From: dreitzes@aol.com (Dave Reitzes)
Subject: Re: Earlier, Longer Ferrie FBI Interview 11/26/63
Date: 07 Jun 2000 00:00:00 GMT
Message-ID: <20000607130118.15836.00000080@ng-fk1.aol.com>

[...]

>From: prwhitmey@yahoo.com
>Keep in
>mind that an NBC reporter described a man whom he talked to in Dallas
>by the name of "Fairie" or "Fairy" who fit David Ferrie's description.

Oh, really? Do you mean Bob Mulholland of NBC in Chicago? As reported by Dallas cameraman Gene Barnes?

Barnes said Bob Mulholland, NBC News, Chicago, talked in Dallas to one Fairy, a narcotics addict now out on bail on a sodomy charge in Dallas. Fairy said that Oswald had been under hypnosis from a man doing a mind-reading act at Ruby's "Carousel." Fairy was said to be a private detective and the owner of an airplane who took young boys on flights "just for kicks." (WC Exhibit 2038, Volume XXIV.)

Are you unaware that Bob Mulholland specifically told Peter Noyes that he had been misquoted by Barnes?

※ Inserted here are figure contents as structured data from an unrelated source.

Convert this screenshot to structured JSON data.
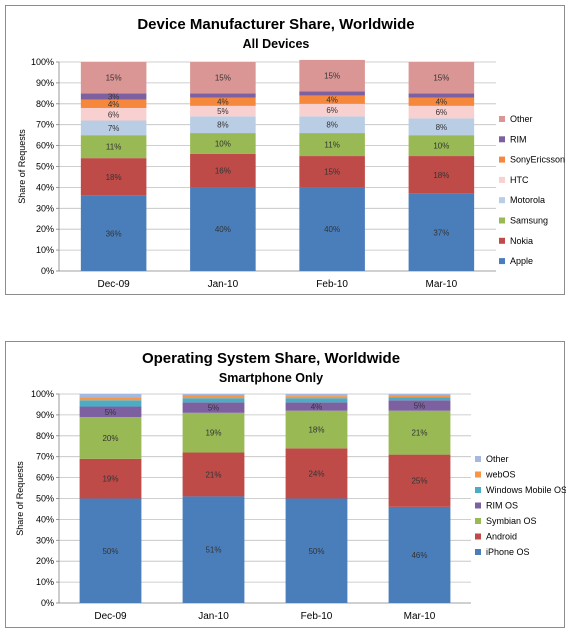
{
  "chart_data": [
    {
      "type": "bar",
      "stacked": true,
      "title": "Device Manufacturer Share, Worldwide",
      "subtitle": "All Devices",
      "ylabel": "Share of Requests",
      "ylim": [
        0,
        100
      ],
      "yticks": [
        "0%",
        "10%",
        "20%",
        "30%",
        "40%",
        "50%",
        "60%",
        "70%",
        "80%",
        "90%",
        "100%"
      ],
      "categories": [
        "Dec-09",
        "Jan-10",
        "Feb-10",
        "Mar-10"
      ],
      "grid": true,
      "legend_position": "right",
      "series": [
        {
          "name": "Apple",
          "color": "#4a7ebb",
          "values": [
            36,
            40,
            40,
            37
          ],
          "labels": [
            "36%",
            "40%",
            "40%",
            "37%"
          ]
        },
        {
          "name": "Nokia",
          "color": "#be4b48",
          "values": [
            18,
            16,
            15,
            18
          ],
          "labels": [
            "18%",
            "16%",
            "15%",
            "18%"
          ]
        },
        {
          "name": "Samsung",
          "color": "#98b954",
          "values": [
            11,
            10,
            11,
            10
          ],
          "labels": [
            "11%",
            "10%",
            "11%",
            "10%"
          ]
        },
        {
          "name": "Motorola",
          "color": "#b9cde5",
          "values": [
            7,
            8,
            8,
            8
          ],
          "labels": [
            "7%",
            "8%",
            "8%",
            "8%"
          ]
        },
        {
          "name": "HTC",
          "color": "#f9d0d0",
          "values": [
            6,
            5,
            6,
            6
          ],
          "labels": [
            "6%",
            "5%",
            "6%",
            "6%"
          ]
        },
        {
          "name": "SonyEricsson",
          "color": "#f5883d",
          "values": [
            4,
            4,
            4,
            4
          ],
          "labels": [
            "4%",
            "4%",
            "4%",
            "4%"
          ]
        },
        {
          "name": "RIM",
          "color": "#7d60a0",
          "values": [
            3,
            2,
            2,
            2
          ],
          "labels": [
            "3%",
            "",
            "",
            ""
          ]
        },
        {
          "name": "Other",
          "color": "#d99695",
          "values": [
            15,
            15,
            15,
            15
          ],
          "labels": [
            "15%",
            "15%",
            "15%",
            "15%"
          ]
        }
      ]
    },
    {
      "type": "bar",
      "stacked": true,
      "title": "Operating System Share, Worldwide",
      "subtitle": "Smartphone Only",
      "ylabel": "Share of Requests",
      "ylim": [
        0,
        100
      ],
      "yticks": [
        "0%",
        "10%",
        "20%",
        "30%",
        "40%",
        "50%",
        "60%",
        "70%",
        "80%",
        "90%",
        "100%"
      ],
      "categories": [
        "Dec-09",
        "Jan-10",
        "Feb-10",
        "Mar-10"
      ],
      "grid": true,
      "legend_position": "right",
      "series": [
        {
          "name": "iPhone OS",
          "color": "#4a7ebb",
          "values": [
            50,
            51,
            50,
            46
          ],
          "labels": [
            "50%",
            "51%",
            "50%",
            "46%"
          ]
        },
        {
          "name": "Android",
          "color": "#be4b48",
          "values": [
            19,
            21,
            24,
            25
          ],
          "labels": [
            "19%",
            "21%",
            "24%",
            "25%"
          ]
        },
        {
          "name": "Symbian OS",
          "color": "#98b954",
          "values": [
            20,
            19,
            18,
            21
          ],
          "labels": [
            "20%",
            "19%",
            "18%",
            "21%"
          ]
        },
        {
          "name": "RIM OS",
          "color": "#7d60a0",
          "values": [
            5,
            5,
            4,
            5
          ],
          "labels": [
            "5%",
            "5%",
            "4%",
            "5%"
          ]
        },
        {
          "name": "Windows Mobile OS",
          "color": "#4bacc6",
          "values": [
            3,
            2,
            2,
            1.5
          ],
          "labels": [
            "",
            "",
            "",
            ""
          ]
        },
        {
          "name": "webOS",
          "color": "#f79646",
          "values": [
            1.5,
            1.5,
            1,
            1
          ],
          "labels": [
            "",
            "",
            "",
            ""
          ]
        },
        {
          "name": "Other",
          "color": "#a5b8e0",
          "values": [
            1.5,
            0.5,
            1,
            0.5
          ],
          "labels": [
            "",
            "",
            "",
            ""
          ]
        }
      ]
    }
  ]
}
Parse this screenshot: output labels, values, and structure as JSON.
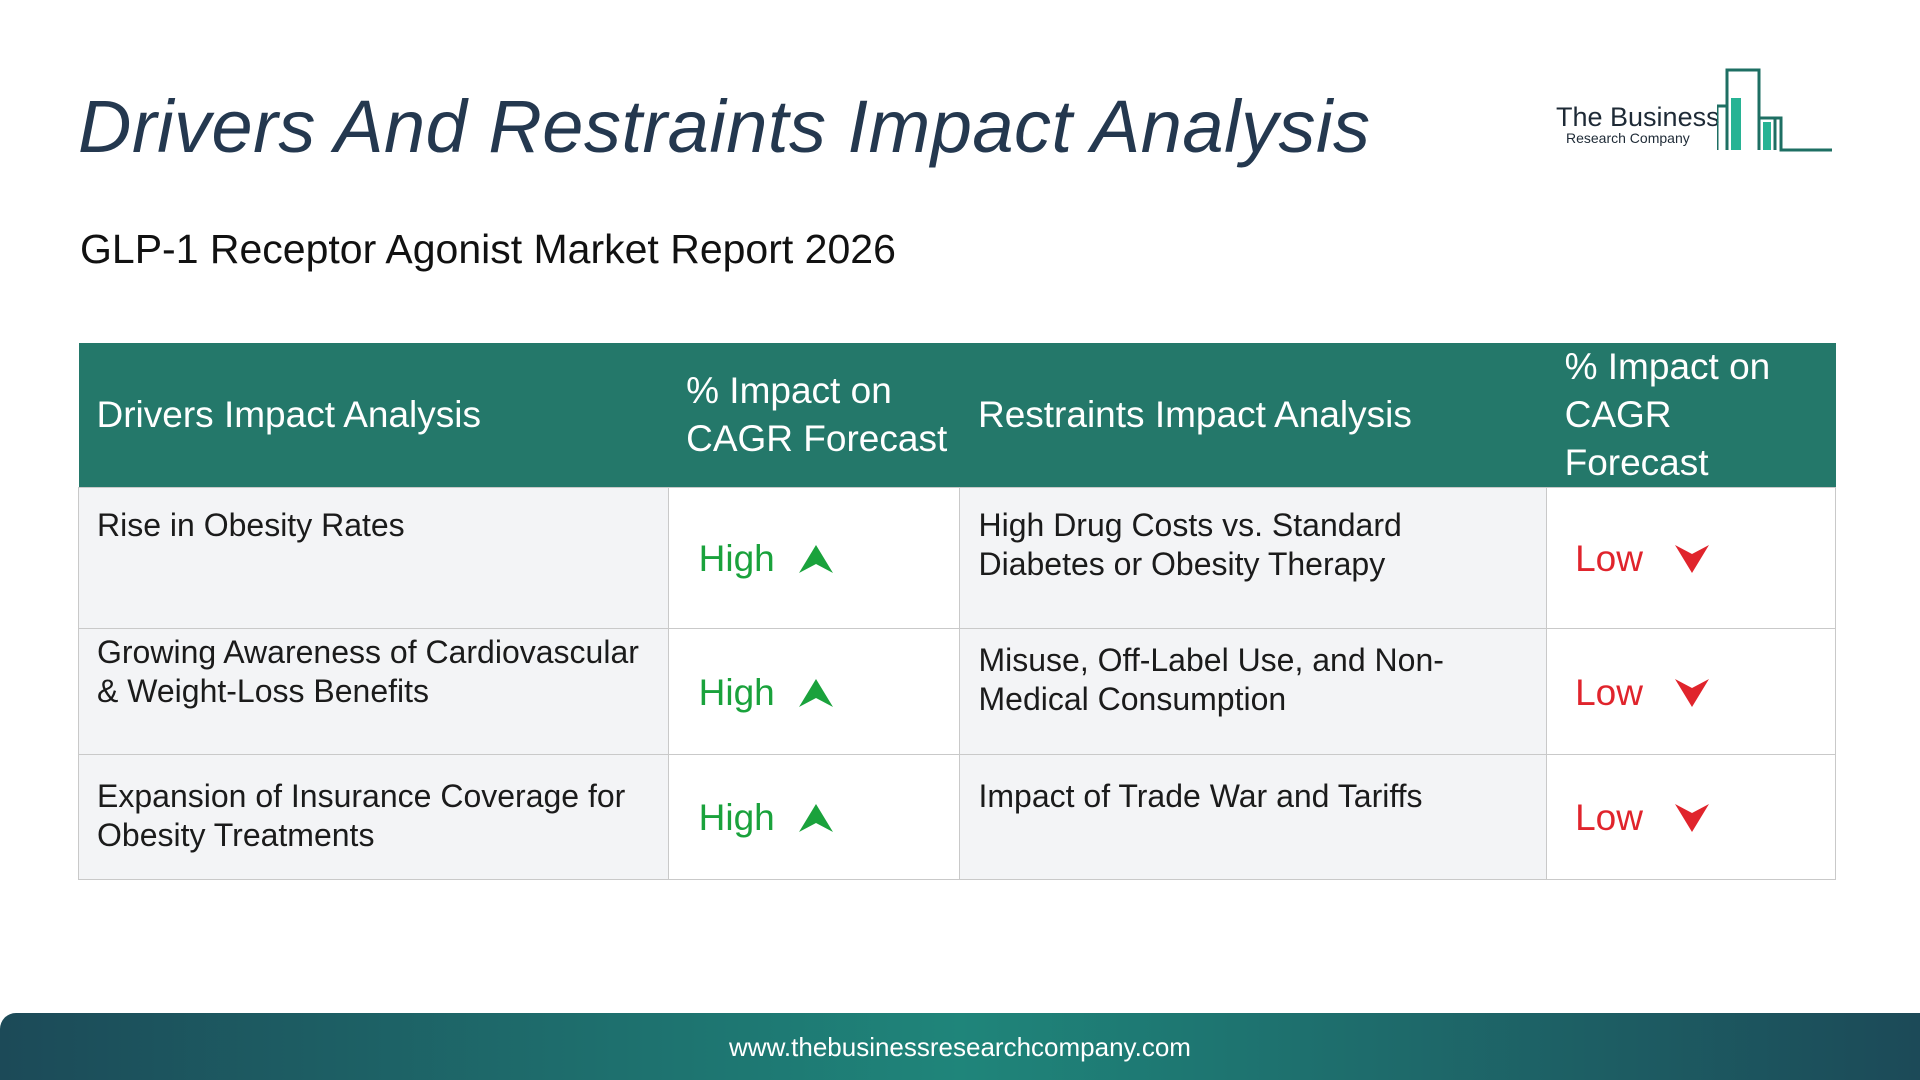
{
  "page": {
    "title": "Drivers And Restraints Impact Analysis",
    "subtitle": "GLP-1 Receptor Agonist Market Report 2026"
  },
  "logo": {
    "name": "The Business",
    "tagline": "Research Company"
  },
  "table": {
    "headers": {
      "drivers": "Drivers Impact Analysis",
      "driver_impact": "% Impact on CAGR Forecast",
      "restraints": "Restraints Impact Analysis",
      "restraint_impact": "% Impact on CAGR Forecast"
    },
    "rows": [
      {
        "driver": "Rise in Obesity Rates",
        "driver_impact": "High",
        "restraint": "High Drug Costs vs. Standard Diabetes or Obesity Therapy",
        "restraint_impact": "Low"
      },
      {
        "driver": "Growing Awareness of Cardiovascular & Weight-Loss Benefits",
        "driver_impact": "High",
        "restraint": "Misuse, Off-Label Use, and Non-Medical Consumption",
        "restraint_impact": "Low"
      },
      {
        "driver": "Expansion of Insurance Coverage for Obesity Treatments",
        "driver_impact": "High",
        "restraint": "Impact of Trade War and Tariffs",
        "restraint_impact": "Low"
      }
    ]
  },
  "icons": {
    "high": "arrow-up-icon",
    "low": "arrow-down-icon"
  },
  "colors": {
    "header_bg": "#24786a",
    "high": "#1aa23c",
    "low": "#e0242c",
    "title": "#24384f"
  },
  "footer": {
    "url": "www.thebusinessresearchcompany.com"
  }
}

In an interview with me in Los Angeles Mulholland insisted he had been quoted incorrectly in the Warren report. He said shortly after the assassination he heard FBI agents mention Ferrie's name and a possible link to Oswald, and he relayed that information to his reporters in Dallas. (Peter Noyes, Legacy of Doubt, 117.)

Is it not also obvious that Barnes is conflating at least two or three different hearsay accounts about Ferrie, Oswald, Breck Wall and possibly others into one dubious story?

And please don't start about how the FBI agents heard David Ferrie's name -- Jerry Shinley thoughtfully cited the FBI's interviews with Jack Martin from November 1963, interviews instigated by Martin's numerous phone calls to local law enforcement officials, federal investigators and members of the press on the days following the assassination.

Good ol' Jack Martin, a diagnosed sociopath who, by all accounts, hated Dave Ferrie's guts.

Dave

 

 

Subject: Re: Earlier, Longer Ferrie FBI Interview 11/26/63
Date: 06/08/2000
Author: Blackburst

Dave Reitzes wrote:
>Where did Billings' statement
>[on the true story behind the Mulholland-Ferrie story]
>appear, David?

It's in the Billings collection at Georgetown. It's a 2/14/67 memo from Billings to [FNU] Haskell, or from Haskell to Billings.